Good morning.
It’s a Wednesday of scattered sprinkles and a high of forty-three for Whitewater.
On this day in 1980, in an astonishing upset, the US Olympic hockey team defeated the Soviet team at Lake Placid, N.Y., 4-to-3. The U.S. team went on to win the gold medal.
Here’s the last minute of that historic — still exciting — game —
From the Wisconsin Historical Society, a reminder that our weather could be much worse, as it was on this day in 1922 –
1922 – Ice Storm Wreaks Havoc
Unprecedented freezing rain and snow assaulted the Midwest February 21-23, 1922. In Wisconsin the central and southern parts of the state were most severely affected, with the counties between Lake Winnebago and Lake Michigan south to Racine being hardest hit. Ice coated trees and power lines, bringing them down and cutting off electricity, telephone and telegraph services.
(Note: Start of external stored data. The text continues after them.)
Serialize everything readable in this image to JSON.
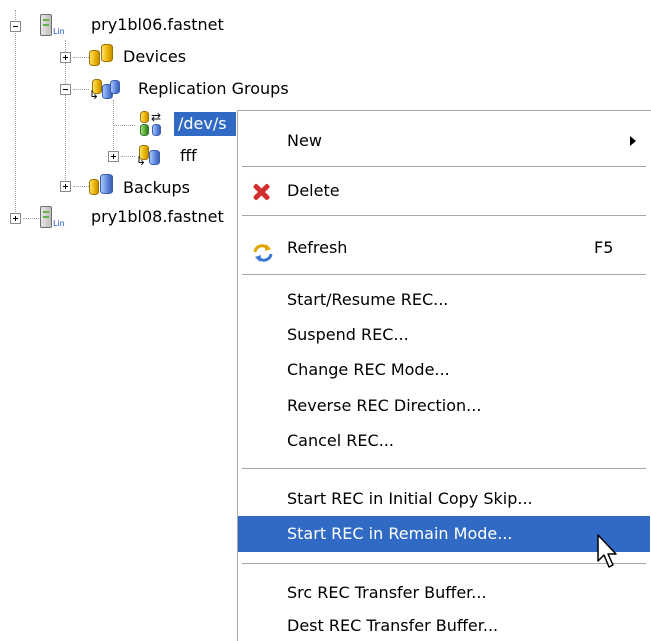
{
  "tree": {
    "nodes": [
      {
        "id": "host1",
        "label": "pry1bl06.fastnet",
        "icon": "server-icon",
        "os_badge": "Lin",
        "expanded": true
      },
      {
        "id": "devices",
        "label": "Devices",
        "icon": "devices-icon",
        "expanded": false
      },
      {
        "id": "repl",
        "label": "Replication Groups",
        "icon": "replication-groups-icon",
        "expanded": true
      },
      {
        "id": "dev",
        "label": "/dev/s",
        "icon": "replication-pair-icon",
        "selected": true
      },
      {
        "id": "fff",
        "label": "fff",
        "icon": "replication-group-icon",
        "expanded": false
      },
      {
        "id": "backups",
        "label": "Backups",
        "icon": "backups-icon",
        "expanded": false
      },
      {
        "id": "host2",
        "label": "pry1bl08.fastnet",
        "icon": "server-icon",
        "os_badge": "Lin",
        "expanded": false
      }
    ]
  },
  "menu": {
    "new": {
      "label": "New"
    },
    "delete": {
      "label": "Delete",
      "icon": "delete-icon"
    },
    "refresh": {
      "label": "Refresh",
      "shortcut": "F5",
      "icon": "refresh-icon"
    },
    "start_resume": {
      "label": "Start/Resume REC..."
    },
    "suspend": {
      "label": "Suspend REC..."
    },
    "change_mode": {
      "label": "Change REC Mode..."
    },
    "reverse_direction": {
      "label": "Reverse REC Direction..."
    },
    "cancel": {
      "label": "Cancel REC..."
    },
    "start_initial_copy_skip": {
      "label": "Start REC in Initial Copy Skip..."
    },
    "start_remain_mode": {
      "label": "Start REC in Remain Mode...",
      "highlighted": true
    },
    "src_buffer": {
      "label": "Src REC Transfer Buffer..."
    },
    "dest_buffer": {
      "label": "Dest REC Transfer Buffer..."
    }
  },
  "colors": {
    "selection": "#316ac5",
    "menu_border": "#a8a8a8",
    "tree_lines": "#a0a0a0"
  }
}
Cities were isolated, roads were impassable, rivers rose, streets and basements flooded, and train service stopped or slowed.
Near Little Chute a passenger train went off the rails, injuring several crew members. Appleton housed 150 stranded traveling salesmen, near Plymouth a sheet of river ice 35 feet long and nearly three feet thick washed onto the river bank, while in Sheboygan police rescued a flock of chickens and ducks from their flooded coop and a sick woman from her flooded home. Icy streets caused numerous automobile accidents, but the only reported deaths were a team of horses in Appleton that were electrocuted by a fallen power line. Sources: Wisconsin newspaper accounts, February 22 and 23, including the Appleton Post-Crescent, the Sheboygan Press, Waukesha Daily Freeman, Oshkosh Daily Northwestern.
Google’s puzzle of the day is one an engineer could love: “Over the Hooghly River stands an iconic cantilever truss bridge that uses a surprising number of nuts and bolts. How many?”